The unorganised sector in India contributes around 50 per cent of the Gross Domestic Product, employing 80 per cent of the country’s workforce. To socially secure such a large workforce, the government launched the Atal Pension Yojana scheme in 2015. The scheme aims to provide old-age security benefits to the informal workforce. Read ahead to know about the Atal Pension Yojana details and how it works.
About Atal Pension Yojana
The Atal Pension Yojana is a pension scheme in India which replaced the erstwhile Swavalamban Yojana. By encouraging early savings, the scheme helps reduce the financial burden of the underprivileged sections of the country. With several monthly subscription options, a subscriber can invest in the retirement corpus according to their pocket.
Atal Pension Yojana Eligibility
Any Indian citizen of 18 years of age is eligible to join the scheme, and the Atal Pension Yojana age limit is 40 years.
The scheme is open to all bank account holders.
The individual must furnish proof of possession of the Aadhaar or enrol for Aadhaar authentication.
Features of the APY
The APY scheme details are as follows:
The scheme is regulated by the Pension Fund Regulatory and Development Authority.
An individual enrolled in the scheme is eligible to receive a pension of ₹1000-5000 per month upon reaching the age of 60 years. The pension amount depends on the contributions made.
The subscriber’s spouse is also eligible for the pension after the subscriber’s demise. If both the subscriber and spouse pass away, the pension fund is given to the nominee.

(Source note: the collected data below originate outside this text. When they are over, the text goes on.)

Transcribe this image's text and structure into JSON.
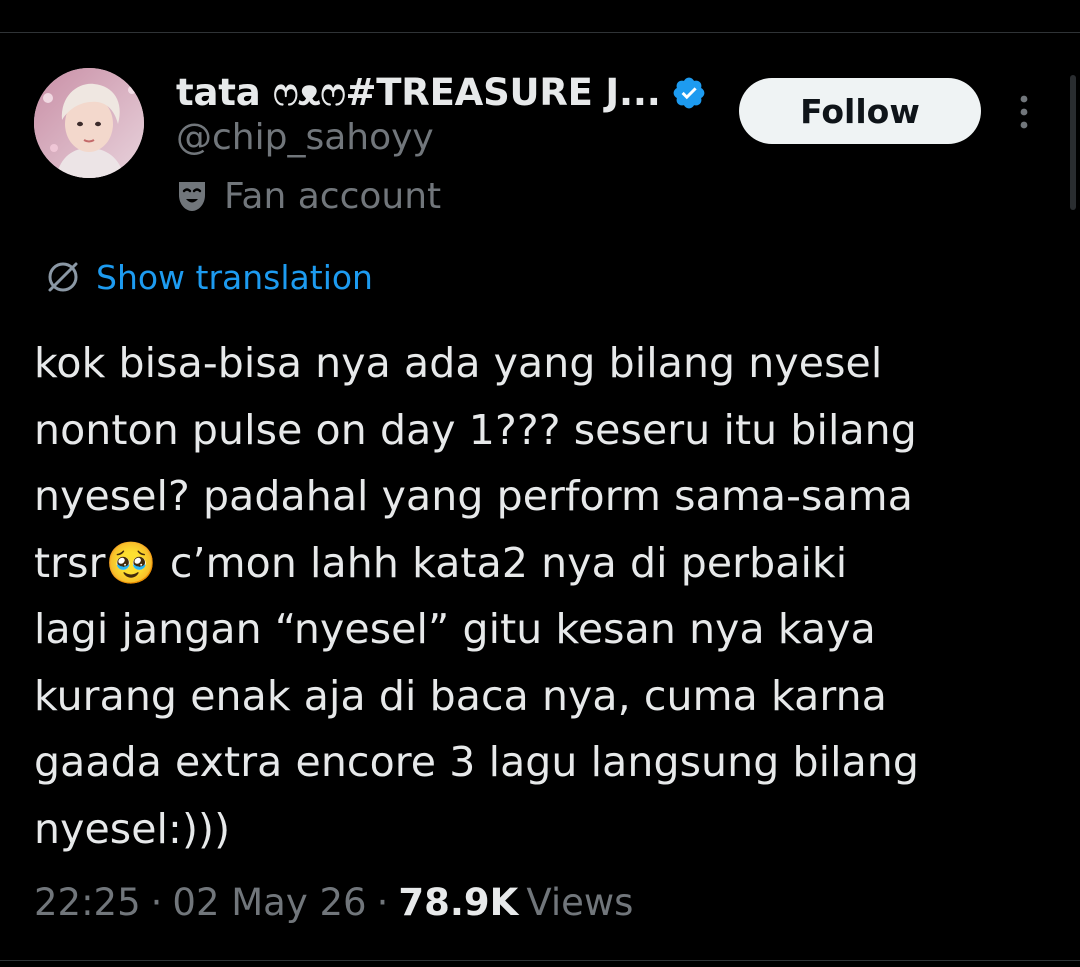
{
  "author": {
    "display_name": "tata ෆ⁠ᴥෆ#TREASURE J...",
    "handle": "@chip_sahoyy",
    "account_label": "Fan account",
    "verified": true
  },
  "actions": {
    "follow_label": "Follow"
  },
  "translation": {
    "label": "Show translation"
  },
  "tweet": {
    "text": "kok bisa-bisa nya ada yang bilang nyesel\nnonton pulse on day 1??? seseru itu bilang\nnyesel? padahal yang perform sama-sama\ntrsr🥹 c’mon lahh kata2 nya di perbaiki\nlagi jangan “nyesel” gitu kesan nya kaya\nkurang enak aja di baca nya, cuma karna\ngaada extra encore 3 lagu langsung bilang\nnyesel:)))"
  },
  "meta": {
    "time": "22:25",
    "separator": "·",
    "date": "02 May 26",
    "views_count": "78.9K",
    "views_label": "Views"
  },
  "colors": {
    "background": "#000000",
    "text": "#e7e9ea",
    "muted": "#71767b",
    "accent": "#1d9bf0",
    "follow_bg": "#eff3f4"
  },
  "icons": {
    "verified": "verified-badge-icon",
    "account_type": "mask-icon",
    "translate": "globe-icon",
    "more": "more-vertical-icon"
  }
}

The Central Government also contributes 50 per cent of the total contribution or ₹1000 per year, whichever is less for the beginning five years of the scheme launch. This benefit is for subscribers joining the scheme before 31st December 2015. Also, the individual should neither be a member of any other social security scheme nor a taxpayer*.
The subscriber can change the amount of contribution once in a financial year.
Under the scheme, you can connect your bank account with the Atal Pension Scheme account for automatic deduction.
The scheme uses the Institutional Architecture of the National Pension System for enrolling subscribers.
How Can You Apply for APY?
To enrol for the scheme, you can visit any nationalised bank in India and follow the steps below:
Download the application form from the website of Atal Pension Yojana online or visit a nationalised bank to fill out the form.
You must have a self-attested photocopy of your Aadhaar along with the original copy for verification.
After submission of the application form and the KYC document, you can choose from the payment options.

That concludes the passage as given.